Twenty-four city employees were notified this week that they will be losing their jobs at the end of the month.
The final layoff notices went out after the City Council approved a new two-year budget on Monday. The cuts were across several departments:
- Administrative Services – 2 positions (mail room assistant and financial analyst)
- Community Development – 2 positions (permit tech and senior planner)
- Court – 1 position (probation assistant)
- Parks and Rec – 9 positions (2 clerks, 2 recreation coordinators, 1 recreation leader and 4 recreation specialists)
- Police Department – 3 positions (1 police cadet and 2 police clerks)
- Public Works – 7 positions (1 civil engineer, 4 custodians, 1 mechanic and 1 project manager)
Another seven vacant positions will be eliminated.
The number of layoffs is far lower than originally anticipated.

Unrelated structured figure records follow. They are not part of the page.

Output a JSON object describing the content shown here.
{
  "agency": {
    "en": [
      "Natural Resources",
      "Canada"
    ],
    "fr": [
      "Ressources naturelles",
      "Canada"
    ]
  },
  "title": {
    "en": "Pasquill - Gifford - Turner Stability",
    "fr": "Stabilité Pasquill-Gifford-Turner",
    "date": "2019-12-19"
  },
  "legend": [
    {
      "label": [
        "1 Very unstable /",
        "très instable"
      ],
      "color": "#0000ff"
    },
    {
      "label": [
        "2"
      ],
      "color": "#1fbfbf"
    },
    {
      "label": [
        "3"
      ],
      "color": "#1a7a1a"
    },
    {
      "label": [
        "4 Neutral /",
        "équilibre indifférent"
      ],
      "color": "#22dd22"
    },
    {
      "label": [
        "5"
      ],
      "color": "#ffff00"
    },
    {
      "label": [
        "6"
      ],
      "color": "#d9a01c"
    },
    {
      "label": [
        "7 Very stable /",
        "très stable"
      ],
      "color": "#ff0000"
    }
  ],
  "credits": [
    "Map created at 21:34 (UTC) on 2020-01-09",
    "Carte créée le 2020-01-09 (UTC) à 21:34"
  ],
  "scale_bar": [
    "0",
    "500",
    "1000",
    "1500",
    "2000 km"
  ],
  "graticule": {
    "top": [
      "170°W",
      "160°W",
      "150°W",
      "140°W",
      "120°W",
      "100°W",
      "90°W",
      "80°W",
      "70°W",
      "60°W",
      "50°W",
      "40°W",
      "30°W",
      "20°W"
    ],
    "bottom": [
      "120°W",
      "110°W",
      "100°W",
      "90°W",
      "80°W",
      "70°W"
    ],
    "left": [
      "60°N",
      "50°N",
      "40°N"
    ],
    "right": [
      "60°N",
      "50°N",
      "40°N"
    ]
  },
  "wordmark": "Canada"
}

In September the city notified more than 100 employees, about a quarter the staff, that they could be laid off on Dec. 31. Most of those notices were rescinded this week.
While it is certainly regrettable that some good folks lost their jobs, there should have been more cuts in expenditures and less new taxes. While clerks and custodians do important jobs and are real people with real families, the layoffs didn’t address the gravity of the situation. Most, if not all, department heads projected devastation in their departments if the full cuts were made as originally suggested. The police chief suggested cutting the entire narcotics division and both animal control officers. Really? It now seems to me that these projections were more bluff and good theater than real intensions. And it worked. Taxes were raised on the citizens that cannot afford it while business at the city goes on pretty much as before.
The sending out of 100 layoff notices early in the game was mostly illusory and used to get what was needed, viz. higher taxes. While I appreciate that this process wasn’t easy and many worked long hours to compromise on a final budget, it now seems that the citizens are once again left holding the bag… and that bag now is costing us more of the money we don’t have…
I certainly feel sorry for the folks who were laid off during the week of Christmas but I also feel for those Lynnwood citizens who are a fixed income or have little or no income and will be paying higher taxes. This really hurt them.
I should note that I don’t have an axe to grind with the Lynnwood PD. They are awesome. Ditto on the Fire dept. But my feeling now is that there was more than could have been cut than 1 cadet and 2 clerks at LPD. The sacrifice is on us.
That sums it up in a nutshell. Go to the Parks and Recreation tab of the budget and take a look at the frivolous waste programs that we continue to fund. Things are supposedly so awful that we needed to raise taxes in what can only be described as an epic orgy of taxation, and we’re still paying for Lynnwood University, public art and a raft of other useless stuff.
I’m sure the laid-off workers will be delighted to know that we still have Show-and-Tell and new public art. Likewise the residents and businsses being called upon to fund that crap.
Merry Christmas, Lynnwood style. Thanks City Council!
Lynnwood, they are digging themselves a mighty big hole, no one wants to drive the streets there much less visit any merhcants, folks will drive out of their way to shop thanks to all the traffic cam traps.
heres an idea, if intersections are so dangerous around Lynnwood why not extend the duration of the yellow caution lamp and the lapse between the time it takes for the apposing intersection switch to green? as it sits my guess is some of the intersection intervals are bordering on illegal regarding state statutes on the length of yellow light and switch traffic lights durations.
oh wait thats right, red light cams aren’t really about traffic safety are they?
the city council could simply shorten the yellow light duration a little more to fill any budget pittfalls.